I'm struggling a bit today. The tensions surrounding my children are getting me down. Karl is stressed out because growing up sucks. And while I know that everyone has to do it - and that it sucks for a lot of people, it doesn't make it any easier to watch my child realize that childhood has slipped away and responsibility is breathing down his neck. He and I are very different people - and when I was his age going through what he's going through it was a pretty grand adventure. There were scary bits and hard bits, but for the most part, it was fun and exciting. I think that since home has always been a pretty safe and comfortable place for him, the real world and adulthood seem more scary than exciting. For me, of course, I'd have lived in just about any circumstances to avoid ever living with my step-father again. Karl doesn't have that sort of motivation.

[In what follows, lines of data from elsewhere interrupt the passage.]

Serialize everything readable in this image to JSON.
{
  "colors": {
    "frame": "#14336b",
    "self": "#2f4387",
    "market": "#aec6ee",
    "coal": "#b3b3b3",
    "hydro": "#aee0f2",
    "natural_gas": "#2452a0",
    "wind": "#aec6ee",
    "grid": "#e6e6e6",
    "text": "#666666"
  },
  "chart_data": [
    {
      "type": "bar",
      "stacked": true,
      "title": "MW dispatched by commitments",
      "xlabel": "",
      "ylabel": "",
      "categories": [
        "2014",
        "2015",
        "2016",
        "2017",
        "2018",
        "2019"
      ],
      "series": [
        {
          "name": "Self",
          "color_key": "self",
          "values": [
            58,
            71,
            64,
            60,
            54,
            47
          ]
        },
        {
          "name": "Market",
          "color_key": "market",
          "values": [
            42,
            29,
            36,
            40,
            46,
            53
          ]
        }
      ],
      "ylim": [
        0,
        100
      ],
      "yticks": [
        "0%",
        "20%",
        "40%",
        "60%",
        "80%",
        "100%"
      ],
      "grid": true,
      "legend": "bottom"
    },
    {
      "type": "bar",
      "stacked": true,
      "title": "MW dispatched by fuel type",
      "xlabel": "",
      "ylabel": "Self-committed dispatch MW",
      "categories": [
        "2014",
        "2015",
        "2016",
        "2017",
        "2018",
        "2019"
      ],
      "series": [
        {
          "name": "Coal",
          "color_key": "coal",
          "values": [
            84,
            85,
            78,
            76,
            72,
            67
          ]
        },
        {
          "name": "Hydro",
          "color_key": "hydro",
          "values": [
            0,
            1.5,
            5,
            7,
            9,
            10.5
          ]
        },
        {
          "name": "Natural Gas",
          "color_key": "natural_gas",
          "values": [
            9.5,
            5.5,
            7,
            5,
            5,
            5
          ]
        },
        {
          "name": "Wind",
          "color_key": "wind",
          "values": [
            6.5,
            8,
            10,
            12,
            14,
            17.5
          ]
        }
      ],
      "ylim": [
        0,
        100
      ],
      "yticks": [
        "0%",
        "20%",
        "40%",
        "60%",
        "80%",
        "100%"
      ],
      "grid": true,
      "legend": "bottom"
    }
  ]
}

Fortunately, he's made plans to hang out with some friends this weekend, which is really good. He spends way too much time locked away in his room - which I'm sure is the way he avoids ... everything. I expend as much energy as I can trying to drag him out - with chores, reminders to him that he should contact friends, mandatory job search outings, dinner, etc. But, he can't be my full time job, because I've already got one of those. I want so desperately for something to SPARK him... to make him excited about exploring the world and becoming independent. But, I can't control that.
Britt was denied a Pell Grant because - since I remarried - I make too much money for her to qualify. The thing is... I only "make too much money" on paper. In reality, I make exactly the same as before and have all the same expenses as before since Pete and I don't combine our finances (he has financial obligations to his own children). I found out today that she also doesn't have a student loan this year. She says they didn't offer her one, but that seems odd to me. I'm frustrated because if I had known this a year ago when she should have received her financial aid info - I could have done something about it. I could have helped her get a loan elsewhere or something. But - I was never informed. So, all year, her Dad has been paying a crazy amount for her tuition while I assumed he was paying his usual child-support amount. Now he's struggling to get by and I honestly don't know what will happen for her Spring term. She's freaking out because she thinks she'll have to drop out. I have re-checked all of my finances and I just don't have the extra resources to pay for her tuition - so I've been researching extra jobs, etc. I have a freaked out daughter, there is now tension between her father and I, and no one really has the ability to make money appear from the air. Her dad thinks he should claim her on his taxes, but according to what I read, the person the child "lives with" is who should be used for the FAFSA - and if we claim she "lives with" him - then I don't think she'd quality for in-state tuition anymore. Plus, I'd have needed to change my withholding a full year ago in order to not claim her this year. If I just suddenly don't claim her this year, I'll get slammed with taxes. Crap situation all around.
So... stress... and in my current frame of mind, it all spirals and I start thinking that I've failed at life because I didn't manage to save for the kids to go to college... and because I don't have any retirement and a thousand other things (things my dad would have counseled me to do differently, of course).
I was listening to an online radio show today and the song "Hurt" by NIN came on. I can still remember the first time I ever heard it. It was as if the stereo cast out a fishing line that hooked me and reeled me closer until I was standing with my ear practically pressed to the speakers. I had no idea who the song was by or what album it came from, so I researched it until I found out. It seems pretty cliché to identify with that song - but I did. A lot.
Operative word - DID.
It was a rough time in a life that had a few pretty rough times to its credit already. But NOW...in spite of all of the stress and the general feelings of depression the stress has caused, I am no longer the person who identified with that song. When I hear it - it seems familiar... as if it was a story that I saw in a movie once. It doesn't seem familiar as if I lived it anymore. That's something to be grateful for.
There are a million things I could have done differently that would have made this moment easier. Maybe. But - I don't hurt myself to see if I still feel. Not anymore. That's something.
We're all healthy. That's something else to be grateful for.